Perhaps limited memory is the essence of this feature requirement.
Suppose I have a machine: 64 CPU, 8 GPU, 128G MEM. According to the current strategy, when running a single GPU job, each job can only be allocated to 16G MEM (reserved by the system, the actual usable should be around 15G). In this way, the available memory is often not as much as the available GPU memory, which often leads to OOM killed.
Of course, the machine memory can be upgraded to 512G MEM, which can reduce the occurrence of many OOM killed events. However, on the one hand, the monitoring of the host computer found that 128G of memory is completely sufficient, because most jobs are small memory requirements, and few jobs are large memory requirements. On the other hand, 512G memory is more expensive than 128G memory.
Maybe we can design a strategy for memory overallocation. For example, when the host machine's memory is still sufficient, do not execute OOM kill. When the host's memory tends to be exhausted, the job that consumes the most memory will be killed.
Thanks @JosephKang & @siaimes For current design, we fix the SKU size to reduce external fragment and provide guarantee for each VC resource. To use different SKU in same vc or overallocation resource might break our assumption. We will discuss it first then back to you.
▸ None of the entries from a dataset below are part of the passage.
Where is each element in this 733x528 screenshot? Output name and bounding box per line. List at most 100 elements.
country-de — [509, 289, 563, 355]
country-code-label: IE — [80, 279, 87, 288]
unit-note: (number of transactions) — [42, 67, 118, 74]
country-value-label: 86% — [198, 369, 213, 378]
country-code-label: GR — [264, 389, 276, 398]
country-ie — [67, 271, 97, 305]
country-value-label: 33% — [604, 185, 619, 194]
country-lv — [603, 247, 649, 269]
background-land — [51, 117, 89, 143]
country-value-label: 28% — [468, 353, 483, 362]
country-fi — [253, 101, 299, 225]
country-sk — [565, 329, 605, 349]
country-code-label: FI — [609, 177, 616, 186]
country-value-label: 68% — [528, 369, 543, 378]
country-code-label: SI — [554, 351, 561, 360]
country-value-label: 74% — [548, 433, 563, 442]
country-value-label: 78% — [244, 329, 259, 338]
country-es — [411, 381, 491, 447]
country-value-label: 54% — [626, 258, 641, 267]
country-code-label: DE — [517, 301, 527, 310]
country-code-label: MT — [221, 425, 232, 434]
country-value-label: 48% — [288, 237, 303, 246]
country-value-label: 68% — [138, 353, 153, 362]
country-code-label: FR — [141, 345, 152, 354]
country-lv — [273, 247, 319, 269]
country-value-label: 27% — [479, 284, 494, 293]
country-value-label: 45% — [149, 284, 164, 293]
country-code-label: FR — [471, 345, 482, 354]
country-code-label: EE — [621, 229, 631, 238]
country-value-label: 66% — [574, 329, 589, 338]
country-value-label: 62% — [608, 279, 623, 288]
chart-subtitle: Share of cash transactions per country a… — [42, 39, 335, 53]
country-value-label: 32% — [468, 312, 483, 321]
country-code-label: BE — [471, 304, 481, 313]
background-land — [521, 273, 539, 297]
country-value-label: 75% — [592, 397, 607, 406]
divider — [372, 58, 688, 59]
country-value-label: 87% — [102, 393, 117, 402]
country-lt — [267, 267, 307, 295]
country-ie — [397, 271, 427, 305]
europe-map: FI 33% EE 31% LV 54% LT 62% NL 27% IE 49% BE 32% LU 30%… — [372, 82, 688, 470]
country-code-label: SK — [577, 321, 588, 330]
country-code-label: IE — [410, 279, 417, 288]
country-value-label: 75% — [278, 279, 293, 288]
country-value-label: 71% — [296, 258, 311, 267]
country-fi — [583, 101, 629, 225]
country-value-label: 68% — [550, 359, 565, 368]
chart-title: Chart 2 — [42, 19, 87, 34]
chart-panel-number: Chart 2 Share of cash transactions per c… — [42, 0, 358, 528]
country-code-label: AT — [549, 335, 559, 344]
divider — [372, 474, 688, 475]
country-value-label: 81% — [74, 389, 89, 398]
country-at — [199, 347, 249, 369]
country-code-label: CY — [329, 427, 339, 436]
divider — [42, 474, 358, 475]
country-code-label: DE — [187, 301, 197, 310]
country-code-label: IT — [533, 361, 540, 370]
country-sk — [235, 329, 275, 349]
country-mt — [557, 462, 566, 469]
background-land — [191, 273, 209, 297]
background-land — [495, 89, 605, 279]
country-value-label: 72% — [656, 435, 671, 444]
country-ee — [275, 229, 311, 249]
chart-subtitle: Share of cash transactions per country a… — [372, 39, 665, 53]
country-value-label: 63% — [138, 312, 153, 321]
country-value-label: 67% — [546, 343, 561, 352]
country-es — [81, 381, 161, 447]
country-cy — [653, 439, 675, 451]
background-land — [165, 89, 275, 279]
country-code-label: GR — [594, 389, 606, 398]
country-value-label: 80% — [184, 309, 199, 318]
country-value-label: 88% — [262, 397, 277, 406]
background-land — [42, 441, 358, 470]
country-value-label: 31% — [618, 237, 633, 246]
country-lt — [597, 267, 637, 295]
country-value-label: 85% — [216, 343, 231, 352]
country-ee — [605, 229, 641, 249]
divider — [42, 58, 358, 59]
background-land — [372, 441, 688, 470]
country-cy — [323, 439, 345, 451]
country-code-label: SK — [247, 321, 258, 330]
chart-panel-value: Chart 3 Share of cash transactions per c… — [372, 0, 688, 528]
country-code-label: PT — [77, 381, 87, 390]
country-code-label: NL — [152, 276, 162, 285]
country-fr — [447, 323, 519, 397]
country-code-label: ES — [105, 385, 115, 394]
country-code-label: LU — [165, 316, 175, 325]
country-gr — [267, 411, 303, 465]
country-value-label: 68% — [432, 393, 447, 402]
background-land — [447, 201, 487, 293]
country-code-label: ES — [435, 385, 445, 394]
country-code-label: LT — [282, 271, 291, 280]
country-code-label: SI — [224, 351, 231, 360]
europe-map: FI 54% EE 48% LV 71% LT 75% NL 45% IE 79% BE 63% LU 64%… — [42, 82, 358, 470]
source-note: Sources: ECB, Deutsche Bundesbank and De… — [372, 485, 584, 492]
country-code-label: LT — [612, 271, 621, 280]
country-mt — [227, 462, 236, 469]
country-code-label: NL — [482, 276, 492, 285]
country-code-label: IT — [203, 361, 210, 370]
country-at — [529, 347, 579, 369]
Because the new job submission page introduced by v1.7.0 allows user-defined CPU, GPU, and memory, this will cause a lot of fragments, I have no desire to upgrade to v1.7.0. I thought you didn't consider the fragment issue, but now I think you might have other considerations?
If we design an over-allocation strategy, can we achieve a balance between fragmentation and resource utilization?
@siaimes For v1.7.0, we only allow user to customize the resource when using default scheduler (which don't have vc concept). If you choose Hived as the scheduler, user can only select the SKU. The behavior is consistent with previous version
@siaimes For v1.7.0, we only allow user to customize the resource when using default scheduler (which don't have vc concept). If you choose Hived as the scheduler, user can only select the SKU. The behavior is consistent with previous version
Okay, I get it, thank you.
Thanks @JosephKang & @siaimes For current design, we fix the SKU size to reduce external fragment and provide guarantee for each VC resource. To use different SKU in same vc or overallocation resource might break our assumption. We will discuss it first then back to you.
https://github.com/microsoft/pai/blob/5153a4d9a6b8c8a4126122184f65c463ca707c6d/src/rest-server/src/models/v2/job/k8s.js#L488-L491
In order to achieve the goal of overallocation, we only need to change the resources.limits.memory
to resources.requests.memory
. The resources.limits.memory
can be set to a relatively large value, such as max(host memory - 4Gi, requests)
. In this way, when a container uses more memory than requests, it will not be OOM-killed
. Only when the host's memory is almost exhausted, such a pod will be OOM-killed
.
This should not break the SKU assumption.